Essas peculiaridades de Cristo passam
despercebidas quando buscamos atentamente na leitura de sua história as
respostas rápidas, um guia de instruções. Quando fazemos isso, anulamos
nossa capacidade inventiva, nos tornamos cristãos presos à época de
Jesus e incapazes de atuar no mundo de hoje da forma que ele fez no seu
espaço.
Quando não achamos as respostas rápidas
na bíblia, quando não encontramos situações idênticas às nossas, quando
não sabemos encontrar nas entrelinhas e nos gestos do nazareno as
respostas, nos sentimos no direito de deixar os acontecimentos à parte,
julgamos melhor não pensar sobre isso. Ou então, nos sentimos
autorizados a copiar qualquer outra fala de alguém que pareça
convincente, acabando por reproduzir discursos de ódio e repletos de
sentimento de vingança e senso comum.
Nesses momentos, passamos a ocupar o
lugar daqueles que pegavam as pedras para prontamente atacá-las em Maria
Madalena. Mas, como cristãos, não deveríamos ocupar o lugar de Jesus
Cristo? Daquele que olha para as lágrimas de quem sofre? Quando me vejo
no primeiro lugar, me exijo o retiro, o encarando como um ensinamento do
filho de Deus. Não para fugir da situação, mas para acalmar os
sentimentos hostis que às vezes nos envolvem.
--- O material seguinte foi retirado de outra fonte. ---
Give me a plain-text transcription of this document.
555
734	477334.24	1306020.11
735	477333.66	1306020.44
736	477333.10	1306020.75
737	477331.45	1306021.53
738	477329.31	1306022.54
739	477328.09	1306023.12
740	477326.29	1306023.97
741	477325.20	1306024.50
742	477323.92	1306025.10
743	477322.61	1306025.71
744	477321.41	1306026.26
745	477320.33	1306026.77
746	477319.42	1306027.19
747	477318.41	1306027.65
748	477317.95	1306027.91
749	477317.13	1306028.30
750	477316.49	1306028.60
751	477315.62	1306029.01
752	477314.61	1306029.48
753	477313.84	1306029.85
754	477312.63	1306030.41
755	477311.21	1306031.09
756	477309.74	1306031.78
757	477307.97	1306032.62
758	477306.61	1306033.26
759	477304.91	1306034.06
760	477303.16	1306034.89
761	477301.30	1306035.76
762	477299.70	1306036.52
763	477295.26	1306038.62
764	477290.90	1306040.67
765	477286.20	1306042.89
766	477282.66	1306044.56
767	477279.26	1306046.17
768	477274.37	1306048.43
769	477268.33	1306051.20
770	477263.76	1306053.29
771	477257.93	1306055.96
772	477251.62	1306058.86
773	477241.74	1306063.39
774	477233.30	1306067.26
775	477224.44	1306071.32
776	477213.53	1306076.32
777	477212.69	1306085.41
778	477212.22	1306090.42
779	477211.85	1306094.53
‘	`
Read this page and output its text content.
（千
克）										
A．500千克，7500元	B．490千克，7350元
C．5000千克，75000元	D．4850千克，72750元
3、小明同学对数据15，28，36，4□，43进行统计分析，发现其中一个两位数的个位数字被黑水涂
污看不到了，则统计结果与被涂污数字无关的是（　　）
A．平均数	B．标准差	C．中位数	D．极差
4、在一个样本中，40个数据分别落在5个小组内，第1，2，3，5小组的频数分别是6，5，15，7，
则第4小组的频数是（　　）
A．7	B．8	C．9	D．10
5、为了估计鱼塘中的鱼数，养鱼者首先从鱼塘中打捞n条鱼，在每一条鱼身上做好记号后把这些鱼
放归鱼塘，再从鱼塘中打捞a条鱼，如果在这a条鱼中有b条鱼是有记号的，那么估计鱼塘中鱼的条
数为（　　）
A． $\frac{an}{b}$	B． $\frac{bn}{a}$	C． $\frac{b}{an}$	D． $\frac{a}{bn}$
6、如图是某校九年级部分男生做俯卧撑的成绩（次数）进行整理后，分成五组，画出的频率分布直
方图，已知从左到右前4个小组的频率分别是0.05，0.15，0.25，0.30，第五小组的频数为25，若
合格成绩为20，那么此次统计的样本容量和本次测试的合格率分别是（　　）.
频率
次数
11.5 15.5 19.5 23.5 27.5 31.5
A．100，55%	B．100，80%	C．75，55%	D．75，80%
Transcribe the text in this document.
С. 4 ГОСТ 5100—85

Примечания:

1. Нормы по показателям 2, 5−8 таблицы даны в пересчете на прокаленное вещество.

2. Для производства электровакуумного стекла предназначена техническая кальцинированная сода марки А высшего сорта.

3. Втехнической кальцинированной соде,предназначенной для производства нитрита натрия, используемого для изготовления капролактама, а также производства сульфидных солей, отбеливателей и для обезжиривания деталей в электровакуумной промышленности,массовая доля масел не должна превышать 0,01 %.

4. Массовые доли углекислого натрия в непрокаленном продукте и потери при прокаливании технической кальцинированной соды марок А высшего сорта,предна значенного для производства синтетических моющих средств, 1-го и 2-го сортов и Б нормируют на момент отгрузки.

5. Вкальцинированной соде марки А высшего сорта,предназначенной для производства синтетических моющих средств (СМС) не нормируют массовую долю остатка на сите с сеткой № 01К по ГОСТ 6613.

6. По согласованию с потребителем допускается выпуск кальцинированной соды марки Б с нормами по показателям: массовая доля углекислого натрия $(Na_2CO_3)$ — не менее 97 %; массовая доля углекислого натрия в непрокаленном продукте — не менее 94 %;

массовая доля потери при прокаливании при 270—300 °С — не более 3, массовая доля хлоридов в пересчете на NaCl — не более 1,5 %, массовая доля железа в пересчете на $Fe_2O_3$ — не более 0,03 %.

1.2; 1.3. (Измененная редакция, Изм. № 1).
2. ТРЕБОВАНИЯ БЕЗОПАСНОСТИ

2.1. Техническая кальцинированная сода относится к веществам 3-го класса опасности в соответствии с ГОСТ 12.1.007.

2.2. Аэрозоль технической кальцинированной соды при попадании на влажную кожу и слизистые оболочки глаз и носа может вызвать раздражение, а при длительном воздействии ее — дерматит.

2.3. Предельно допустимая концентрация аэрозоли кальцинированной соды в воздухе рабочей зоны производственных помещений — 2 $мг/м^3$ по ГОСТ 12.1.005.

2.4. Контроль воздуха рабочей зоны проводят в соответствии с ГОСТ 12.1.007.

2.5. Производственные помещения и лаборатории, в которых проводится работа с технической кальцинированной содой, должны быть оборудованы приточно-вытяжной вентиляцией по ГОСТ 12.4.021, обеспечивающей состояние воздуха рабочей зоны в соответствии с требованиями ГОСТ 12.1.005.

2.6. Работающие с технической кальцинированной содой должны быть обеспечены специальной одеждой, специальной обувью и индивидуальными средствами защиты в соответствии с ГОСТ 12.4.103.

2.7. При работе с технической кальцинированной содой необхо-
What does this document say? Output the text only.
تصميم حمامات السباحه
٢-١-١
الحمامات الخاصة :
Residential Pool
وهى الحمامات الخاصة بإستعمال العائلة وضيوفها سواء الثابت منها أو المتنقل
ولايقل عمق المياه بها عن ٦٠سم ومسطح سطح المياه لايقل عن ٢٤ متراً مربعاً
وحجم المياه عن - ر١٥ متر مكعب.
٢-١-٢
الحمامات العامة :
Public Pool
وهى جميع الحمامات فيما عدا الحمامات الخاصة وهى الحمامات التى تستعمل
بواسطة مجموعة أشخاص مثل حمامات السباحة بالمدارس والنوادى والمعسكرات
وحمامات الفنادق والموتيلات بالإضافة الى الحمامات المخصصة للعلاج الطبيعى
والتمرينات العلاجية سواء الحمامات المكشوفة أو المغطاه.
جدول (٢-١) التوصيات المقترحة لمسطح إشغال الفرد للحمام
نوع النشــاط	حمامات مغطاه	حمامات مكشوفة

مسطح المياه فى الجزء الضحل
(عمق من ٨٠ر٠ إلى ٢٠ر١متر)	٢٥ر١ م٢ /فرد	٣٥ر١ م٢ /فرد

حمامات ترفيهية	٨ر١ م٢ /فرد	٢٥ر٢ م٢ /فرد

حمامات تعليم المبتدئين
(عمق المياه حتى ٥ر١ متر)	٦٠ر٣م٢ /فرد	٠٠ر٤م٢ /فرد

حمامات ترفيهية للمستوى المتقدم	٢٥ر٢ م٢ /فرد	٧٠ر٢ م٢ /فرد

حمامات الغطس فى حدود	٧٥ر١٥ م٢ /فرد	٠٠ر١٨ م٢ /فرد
Mas e a redução da maioridade penal?
Eu não me lembro de ter algum dia me
deparado com alguém que soubesse a resolução de Jesus para o problema,
ou seja, na Bíblia não tem uma passagem que relata o que o jovem de
Nazaré fez ao encontrar um menor
infrator. Este não era um ponto em questão nas terras pisadas por ele
naquele tempo. Isso não permite que caiamos no erro de tomar como
opinião o discurso corriqueiro, aquele dito pela mídia ou por alguma
personalidade “bacana”.
Então, opino pela reflexão, e retorno ao início deste texto. Qual seria o posicionamento de Jesus?
Quando um crime praticado por um jovem
acontece, um assalto ou a realização de qualquer ato danoso contra uma
vítima, sentimos muito junto com ela e com razão. Essa identificação com
a vítima muitas vezes nos leva ao discurso:
“Tem que reduzir a maioridade penal sim!”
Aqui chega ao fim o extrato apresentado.